Just FYI, you're not supposed to be able to turn up ANY stereo to max volume without distortion. As a rule of thumb, your volume (including gain controls on amps, crossovers, processors, etc) should never be beyond about 3/4. The reason you have the additional travel in the potentiometers is to help you deal with sources that happen to have very low recording levels. On modern recordings which have very high recording levels, you will often exhaust the headroom of the head unit and/or amps at half volume. Once you pass that you hit distortion, and distortion destroys speakers fast, even at way below their rated power.

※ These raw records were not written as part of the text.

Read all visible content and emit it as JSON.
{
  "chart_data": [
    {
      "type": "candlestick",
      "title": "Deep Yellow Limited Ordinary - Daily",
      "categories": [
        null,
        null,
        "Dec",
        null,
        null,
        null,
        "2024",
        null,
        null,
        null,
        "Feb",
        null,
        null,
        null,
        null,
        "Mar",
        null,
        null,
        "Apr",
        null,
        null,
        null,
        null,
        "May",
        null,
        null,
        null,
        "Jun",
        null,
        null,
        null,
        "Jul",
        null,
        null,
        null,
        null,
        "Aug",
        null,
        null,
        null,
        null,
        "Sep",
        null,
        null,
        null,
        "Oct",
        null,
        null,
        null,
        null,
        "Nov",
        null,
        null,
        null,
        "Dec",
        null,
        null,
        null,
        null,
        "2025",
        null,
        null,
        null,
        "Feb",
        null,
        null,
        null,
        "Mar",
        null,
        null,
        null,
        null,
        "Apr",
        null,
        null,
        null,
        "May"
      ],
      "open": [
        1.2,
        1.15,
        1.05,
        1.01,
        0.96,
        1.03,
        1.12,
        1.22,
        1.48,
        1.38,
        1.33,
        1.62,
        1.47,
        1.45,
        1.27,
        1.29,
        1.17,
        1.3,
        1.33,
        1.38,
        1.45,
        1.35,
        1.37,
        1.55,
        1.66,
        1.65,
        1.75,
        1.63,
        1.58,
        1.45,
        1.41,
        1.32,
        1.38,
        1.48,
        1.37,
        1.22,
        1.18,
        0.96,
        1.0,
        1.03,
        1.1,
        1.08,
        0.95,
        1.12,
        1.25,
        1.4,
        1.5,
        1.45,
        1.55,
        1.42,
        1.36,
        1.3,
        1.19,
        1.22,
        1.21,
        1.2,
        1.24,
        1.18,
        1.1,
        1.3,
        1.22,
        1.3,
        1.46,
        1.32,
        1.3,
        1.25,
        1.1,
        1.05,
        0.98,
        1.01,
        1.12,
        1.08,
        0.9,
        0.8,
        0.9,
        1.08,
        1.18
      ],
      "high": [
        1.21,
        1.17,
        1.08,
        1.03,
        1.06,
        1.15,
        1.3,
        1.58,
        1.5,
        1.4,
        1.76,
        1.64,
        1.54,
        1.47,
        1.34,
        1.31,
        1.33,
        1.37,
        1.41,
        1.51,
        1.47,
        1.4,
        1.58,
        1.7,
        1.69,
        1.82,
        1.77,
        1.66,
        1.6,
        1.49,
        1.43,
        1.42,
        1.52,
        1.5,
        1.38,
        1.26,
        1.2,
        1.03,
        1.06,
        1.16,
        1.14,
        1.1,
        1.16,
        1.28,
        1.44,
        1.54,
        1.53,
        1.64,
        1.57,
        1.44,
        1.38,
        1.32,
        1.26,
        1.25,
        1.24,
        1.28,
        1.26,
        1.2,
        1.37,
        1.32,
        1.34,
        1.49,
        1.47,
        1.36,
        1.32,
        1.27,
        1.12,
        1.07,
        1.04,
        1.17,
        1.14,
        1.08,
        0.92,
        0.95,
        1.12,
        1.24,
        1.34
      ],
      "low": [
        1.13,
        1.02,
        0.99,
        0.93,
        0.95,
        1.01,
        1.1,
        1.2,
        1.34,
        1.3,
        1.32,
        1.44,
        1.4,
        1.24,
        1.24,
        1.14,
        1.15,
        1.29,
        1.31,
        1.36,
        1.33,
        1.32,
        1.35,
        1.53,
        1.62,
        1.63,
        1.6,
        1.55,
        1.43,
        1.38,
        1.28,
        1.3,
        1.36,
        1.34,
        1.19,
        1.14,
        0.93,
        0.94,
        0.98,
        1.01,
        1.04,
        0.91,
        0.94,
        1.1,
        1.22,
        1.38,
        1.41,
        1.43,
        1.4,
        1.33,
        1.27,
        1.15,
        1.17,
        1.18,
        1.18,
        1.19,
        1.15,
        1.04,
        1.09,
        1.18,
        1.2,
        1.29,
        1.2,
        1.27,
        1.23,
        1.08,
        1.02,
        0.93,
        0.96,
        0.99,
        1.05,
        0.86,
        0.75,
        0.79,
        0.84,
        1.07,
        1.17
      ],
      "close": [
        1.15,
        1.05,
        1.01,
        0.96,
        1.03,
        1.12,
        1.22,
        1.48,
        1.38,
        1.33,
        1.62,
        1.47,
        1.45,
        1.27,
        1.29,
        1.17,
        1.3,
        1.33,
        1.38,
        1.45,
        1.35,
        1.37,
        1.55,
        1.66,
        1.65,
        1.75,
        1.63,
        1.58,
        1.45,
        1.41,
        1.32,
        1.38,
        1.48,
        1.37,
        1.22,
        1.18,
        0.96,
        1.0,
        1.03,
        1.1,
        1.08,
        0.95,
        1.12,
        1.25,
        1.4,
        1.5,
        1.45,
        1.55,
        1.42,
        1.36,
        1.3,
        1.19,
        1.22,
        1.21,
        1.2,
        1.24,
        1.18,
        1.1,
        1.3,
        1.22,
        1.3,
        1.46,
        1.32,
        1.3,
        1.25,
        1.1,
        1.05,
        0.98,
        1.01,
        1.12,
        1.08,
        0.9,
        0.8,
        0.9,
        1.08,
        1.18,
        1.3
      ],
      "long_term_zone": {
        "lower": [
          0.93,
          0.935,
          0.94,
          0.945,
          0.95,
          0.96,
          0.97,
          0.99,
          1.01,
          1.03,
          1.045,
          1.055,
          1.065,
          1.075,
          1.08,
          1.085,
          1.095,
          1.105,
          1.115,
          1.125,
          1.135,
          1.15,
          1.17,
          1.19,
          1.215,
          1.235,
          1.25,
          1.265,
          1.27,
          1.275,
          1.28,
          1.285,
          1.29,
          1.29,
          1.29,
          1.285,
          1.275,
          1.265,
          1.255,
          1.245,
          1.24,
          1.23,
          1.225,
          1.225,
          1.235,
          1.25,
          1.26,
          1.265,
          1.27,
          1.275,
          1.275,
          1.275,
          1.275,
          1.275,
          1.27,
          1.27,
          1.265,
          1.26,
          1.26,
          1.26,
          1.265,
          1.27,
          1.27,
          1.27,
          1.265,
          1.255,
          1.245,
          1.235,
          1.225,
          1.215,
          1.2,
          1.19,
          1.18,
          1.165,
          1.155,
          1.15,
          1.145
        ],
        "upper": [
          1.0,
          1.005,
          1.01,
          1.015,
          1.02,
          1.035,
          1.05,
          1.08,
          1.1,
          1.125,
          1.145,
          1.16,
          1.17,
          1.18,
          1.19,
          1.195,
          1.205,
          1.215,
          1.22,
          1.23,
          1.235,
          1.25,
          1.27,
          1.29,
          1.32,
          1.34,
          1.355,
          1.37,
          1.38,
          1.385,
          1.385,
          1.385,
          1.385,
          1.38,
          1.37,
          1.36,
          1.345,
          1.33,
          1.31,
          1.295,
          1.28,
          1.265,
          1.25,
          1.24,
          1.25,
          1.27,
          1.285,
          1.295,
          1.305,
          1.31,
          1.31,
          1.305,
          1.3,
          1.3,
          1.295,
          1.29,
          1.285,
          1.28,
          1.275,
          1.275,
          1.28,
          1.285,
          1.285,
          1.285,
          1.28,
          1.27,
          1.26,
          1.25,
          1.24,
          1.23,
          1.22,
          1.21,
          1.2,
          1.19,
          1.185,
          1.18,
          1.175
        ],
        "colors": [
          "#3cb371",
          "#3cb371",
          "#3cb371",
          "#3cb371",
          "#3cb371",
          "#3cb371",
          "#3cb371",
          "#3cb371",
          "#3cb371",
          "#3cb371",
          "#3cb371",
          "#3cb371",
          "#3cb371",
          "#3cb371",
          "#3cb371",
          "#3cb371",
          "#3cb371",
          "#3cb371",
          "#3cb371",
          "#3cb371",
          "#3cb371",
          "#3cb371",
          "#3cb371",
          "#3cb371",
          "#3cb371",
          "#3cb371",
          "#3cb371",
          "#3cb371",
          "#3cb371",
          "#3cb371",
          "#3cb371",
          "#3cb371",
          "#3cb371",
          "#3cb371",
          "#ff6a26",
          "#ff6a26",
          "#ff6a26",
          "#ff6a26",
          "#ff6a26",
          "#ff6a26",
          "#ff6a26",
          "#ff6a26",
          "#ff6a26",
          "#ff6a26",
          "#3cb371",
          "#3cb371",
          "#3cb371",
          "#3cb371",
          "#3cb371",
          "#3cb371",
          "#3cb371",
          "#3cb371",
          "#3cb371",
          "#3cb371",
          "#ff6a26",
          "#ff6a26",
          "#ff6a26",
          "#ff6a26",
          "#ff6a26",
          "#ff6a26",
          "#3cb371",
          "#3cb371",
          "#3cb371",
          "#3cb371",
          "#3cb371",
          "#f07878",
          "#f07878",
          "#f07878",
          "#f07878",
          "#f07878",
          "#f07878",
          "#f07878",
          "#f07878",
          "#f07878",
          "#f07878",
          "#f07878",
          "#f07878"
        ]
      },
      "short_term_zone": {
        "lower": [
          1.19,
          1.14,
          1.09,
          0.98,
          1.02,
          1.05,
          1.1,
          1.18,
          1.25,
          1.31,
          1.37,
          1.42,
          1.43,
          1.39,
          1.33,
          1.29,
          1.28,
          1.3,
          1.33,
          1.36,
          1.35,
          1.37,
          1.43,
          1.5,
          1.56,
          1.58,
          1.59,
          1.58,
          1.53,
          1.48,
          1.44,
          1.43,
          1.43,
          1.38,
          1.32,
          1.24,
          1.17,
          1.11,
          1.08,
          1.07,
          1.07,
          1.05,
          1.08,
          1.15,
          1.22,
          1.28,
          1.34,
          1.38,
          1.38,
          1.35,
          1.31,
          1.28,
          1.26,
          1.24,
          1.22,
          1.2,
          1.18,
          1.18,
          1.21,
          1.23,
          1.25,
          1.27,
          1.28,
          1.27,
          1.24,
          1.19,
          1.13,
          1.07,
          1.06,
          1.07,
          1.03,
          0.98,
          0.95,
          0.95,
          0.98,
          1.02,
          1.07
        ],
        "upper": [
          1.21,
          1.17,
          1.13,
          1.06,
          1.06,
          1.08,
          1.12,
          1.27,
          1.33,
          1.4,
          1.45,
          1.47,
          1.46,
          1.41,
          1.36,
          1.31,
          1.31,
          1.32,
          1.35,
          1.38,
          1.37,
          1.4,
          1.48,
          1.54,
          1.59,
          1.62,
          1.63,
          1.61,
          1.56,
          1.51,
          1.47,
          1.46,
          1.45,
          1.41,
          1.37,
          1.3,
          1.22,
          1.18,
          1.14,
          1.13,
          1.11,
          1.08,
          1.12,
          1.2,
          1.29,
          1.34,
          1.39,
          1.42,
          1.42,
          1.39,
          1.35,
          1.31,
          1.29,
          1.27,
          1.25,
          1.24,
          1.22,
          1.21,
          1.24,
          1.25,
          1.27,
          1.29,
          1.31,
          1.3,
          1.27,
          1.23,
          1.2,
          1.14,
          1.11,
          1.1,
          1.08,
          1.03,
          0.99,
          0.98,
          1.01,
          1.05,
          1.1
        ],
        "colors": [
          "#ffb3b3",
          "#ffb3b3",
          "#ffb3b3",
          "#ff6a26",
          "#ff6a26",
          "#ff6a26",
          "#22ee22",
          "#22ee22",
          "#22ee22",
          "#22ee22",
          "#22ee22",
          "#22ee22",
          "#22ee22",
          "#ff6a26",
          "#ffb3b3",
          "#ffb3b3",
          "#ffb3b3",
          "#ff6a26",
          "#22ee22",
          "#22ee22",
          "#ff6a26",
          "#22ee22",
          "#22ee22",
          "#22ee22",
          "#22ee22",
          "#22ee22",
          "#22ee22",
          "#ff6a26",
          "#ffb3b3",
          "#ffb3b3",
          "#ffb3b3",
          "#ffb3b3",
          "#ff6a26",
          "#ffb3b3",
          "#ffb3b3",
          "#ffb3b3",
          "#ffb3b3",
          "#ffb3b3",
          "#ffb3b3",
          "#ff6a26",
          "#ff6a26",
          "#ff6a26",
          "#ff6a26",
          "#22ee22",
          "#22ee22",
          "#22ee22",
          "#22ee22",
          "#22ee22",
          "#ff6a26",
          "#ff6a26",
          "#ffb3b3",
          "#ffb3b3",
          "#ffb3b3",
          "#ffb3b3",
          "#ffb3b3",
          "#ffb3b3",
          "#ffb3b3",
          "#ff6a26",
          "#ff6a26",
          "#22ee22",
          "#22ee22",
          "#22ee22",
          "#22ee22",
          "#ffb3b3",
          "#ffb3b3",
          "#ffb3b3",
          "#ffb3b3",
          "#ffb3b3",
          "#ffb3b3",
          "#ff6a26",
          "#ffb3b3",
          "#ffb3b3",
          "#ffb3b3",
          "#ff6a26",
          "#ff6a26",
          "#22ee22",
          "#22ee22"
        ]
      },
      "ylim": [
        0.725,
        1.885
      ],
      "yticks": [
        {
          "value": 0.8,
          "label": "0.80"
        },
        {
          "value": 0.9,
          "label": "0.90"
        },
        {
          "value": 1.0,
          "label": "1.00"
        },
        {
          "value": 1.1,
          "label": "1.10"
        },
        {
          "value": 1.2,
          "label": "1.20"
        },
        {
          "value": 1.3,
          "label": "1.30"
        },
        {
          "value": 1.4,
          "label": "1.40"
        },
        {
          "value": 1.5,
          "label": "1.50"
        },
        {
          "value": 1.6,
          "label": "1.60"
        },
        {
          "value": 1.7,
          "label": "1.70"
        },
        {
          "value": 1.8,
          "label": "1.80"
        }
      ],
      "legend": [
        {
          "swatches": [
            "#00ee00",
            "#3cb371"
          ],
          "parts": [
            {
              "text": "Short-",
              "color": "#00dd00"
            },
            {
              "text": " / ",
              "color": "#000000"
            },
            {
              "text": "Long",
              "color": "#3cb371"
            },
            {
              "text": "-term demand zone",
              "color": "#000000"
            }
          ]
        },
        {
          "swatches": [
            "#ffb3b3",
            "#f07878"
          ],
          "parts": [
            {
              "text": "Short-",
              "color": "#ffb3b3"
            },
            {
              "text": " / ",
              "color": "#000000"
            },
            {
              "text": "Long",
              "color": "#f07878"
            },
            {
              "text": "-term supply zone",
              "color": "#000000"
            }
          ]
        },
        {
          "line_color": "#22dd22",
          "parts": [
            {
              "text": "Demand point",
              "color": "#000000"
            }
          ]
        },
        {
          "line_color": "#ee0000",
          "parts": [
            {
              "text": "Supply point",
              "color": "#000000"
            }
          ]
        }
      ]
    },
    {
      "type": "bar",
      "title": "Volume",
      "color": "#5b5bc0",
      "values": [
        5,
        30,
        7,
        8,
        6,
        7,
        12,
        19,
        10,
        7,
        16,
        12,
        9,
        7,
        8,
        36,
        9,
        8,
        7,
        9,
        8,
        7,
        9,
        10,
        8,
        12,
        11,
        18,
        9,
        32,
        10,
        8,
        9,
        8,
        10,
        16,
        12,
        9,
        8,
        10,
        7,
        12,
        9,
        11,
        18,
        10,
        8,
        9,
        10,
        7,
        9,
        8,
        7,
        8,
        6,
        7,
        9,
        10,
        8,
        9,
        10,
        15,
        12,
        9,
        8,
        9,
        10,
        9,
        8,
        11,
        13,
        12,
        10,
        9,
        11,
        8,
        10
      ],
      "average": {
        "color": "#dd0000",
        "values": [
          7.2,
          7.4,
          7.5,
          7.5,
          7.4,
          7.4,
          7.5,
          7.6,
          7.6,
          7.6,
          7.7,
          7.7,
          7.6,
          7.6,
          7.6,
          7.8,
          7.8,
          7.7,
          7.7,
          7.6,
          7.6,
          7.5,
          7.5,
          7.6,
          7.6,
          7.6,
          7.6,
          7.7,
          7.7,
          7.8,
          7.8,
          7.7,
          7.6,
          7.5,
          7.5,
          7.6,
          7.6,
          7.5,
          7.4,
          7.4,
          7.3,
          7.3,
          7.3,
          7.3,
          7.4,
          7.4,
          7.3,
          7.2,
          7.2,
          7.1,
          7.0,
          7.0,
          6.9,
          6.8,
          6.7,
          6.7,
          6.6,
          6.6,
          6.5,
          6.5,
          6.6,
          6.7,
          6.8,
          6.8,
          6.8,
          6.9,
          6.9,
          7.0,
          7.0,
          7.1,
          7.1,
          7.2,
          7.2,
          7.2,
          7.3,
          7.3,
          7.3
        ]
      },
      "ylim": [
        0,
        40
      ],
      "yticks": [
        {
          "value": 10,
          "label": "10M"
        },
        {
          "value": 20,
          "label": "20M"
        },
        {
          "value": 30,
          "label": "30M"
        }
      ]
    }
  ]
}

Why? Because when you hit the point of distortion, you're no longer getting a clean sine wave to your speakers. When the amps or head units run out of power, they basically just lop off the tops and bottoms of the signal. This turns your music into a square wave which is the electrical equivalent of hooking up a battery to your speakers. The voice coils just heat up and burn, resulting in no sound from the speaker. The other option is that you exceed the speaker's possible excursion (how far the cone can move toward or away from the basket structure), in which case you tear the cone or the surround and get fuzzy sound.
Listen to a 1970s CD and then put in a modern CD at the same volume and see if the newer one doesn't melt your ears relative to the old one. Studios have pushed the recording levels and dynamic ranges way up, and the result is systems that run out of headroom (reserve audio power) WAY earlier than they used to.
Your ears are pretty good at detecting distortion. If you hear it, turn it down. At best you'll damage your speakers, at worst you'll damage your hearing. Distorted sound, especially high frequencies, will accelerate your hearing loss.
And remember, power is not linear, it's logarithmic, so our 500 watt stereos are not 5 times louder than a 100 watt stereo. Doubling the perceived volume requires a 10X increase in power, so our 500-watt systems are only twice as loud as a 50-watt system. And I've never seen how Dodge rates their systems, so if our systems are rated at peak power (common in cheaper brands like Jensen,etc) then they're probably putting our more like 250-watts RMS.
I've also figured out that in my truck, the Dodge REC nav radio has an automatic loudness control that works until volume point 34. If you turn up the REC radio louder than 34, you'll actually hear LESS bass than before because the loudness circuit switches out. I hate these types of circuits. The old Eclipse head unit in my Corvette did that - made it impossible to use for competition.
More on the topic, I couldn't be happier with my Dodge dealer - Rick Hendrick's Dodge in Charleston, SC. All of the service writers there (Harry, Renee, Steve, Chris) have been fantastic to me over the last 8 years with my Durango and now the SRT10, and Kurt (their Viper tech) is top notch.